Before we stumbled upon this urban enclave in the middle of the rural south we visited the site of the first Alabama capital - Old Cahawba. An abandoned city in the middle of nowhere. Things would be different if we had won the war says helpful guide in the visitors center only half joking. There is only one war worth mentioning around here and it does not even have a number. It never seems to be far from people’s minds. We kind of understand: Poles have long list of long list of things would be different, if topics. What’s strange about Cahawba is how rapidly it grew and how fast it declined. The lifespan of the city is less than 50 years between 1820 and 1870. Today you see couple of isolated columns, cemeteries, artesian wells and struggle to imagine a city with big houses and wide streets that it used to be.

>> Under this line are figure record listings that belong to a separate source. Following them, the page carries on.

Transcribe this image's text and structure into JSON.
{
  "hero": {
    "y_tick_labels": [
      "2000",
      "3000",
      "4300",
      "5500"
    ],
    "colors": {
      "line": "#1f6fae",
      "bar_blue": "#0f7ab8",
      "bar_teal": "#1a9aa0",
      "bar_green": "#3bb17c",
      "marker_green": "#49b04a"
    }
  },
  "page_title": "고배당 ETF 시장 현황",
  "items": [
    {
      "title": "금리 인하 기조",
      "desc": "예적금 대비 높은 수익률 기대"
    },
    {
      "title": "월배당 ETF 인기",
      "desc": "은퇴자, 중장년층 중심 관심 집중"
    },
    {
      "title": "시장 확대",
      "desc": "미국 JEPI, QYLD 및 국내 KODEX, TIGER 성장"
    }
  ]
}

The nearby Selma is where most of Cahawba’s inhabitants and businesses ended up but we cannot shake the feeling that Selma is also in the process of emptying itself. Our daily struggle to provide Damian with his caffeine fix takes us to a single coffee shop (Selma is a city of 20 thousand) - but it looks like it went under not long ago.
In Birmingham we first stop at Vulcan statue. The fans of our -est tag would be happy to know it is the largest cast iron statue in the world. According to our Lonely Planet guide “A lookout tower under Vulcan’s butt cheeks offers well-rounded views of the city. Pun intended.” Do I need to say more?
Next day we opt for an interstate to leave behind flat rural south and find scenic roads again. The southern tip of impossibly long Appalachians, that we have seen a more than a month ago in North Carolina, provides a much welcomed diversion. We visit Cheaha - Alabama highest peak at 2,413 ft (735.5 m). State park around it has lodges, cabins, chalets, swimming pool and a restaurant. We spot a deer which behaves as if it knew the traffic rules. While Cahawba’s archeological preserve protects a huge expanse of grass and trees hiding a few remnants of once busy town, Cheaha resort park attracts crowds to a pseudo-city in the remoteness of a mountaintop.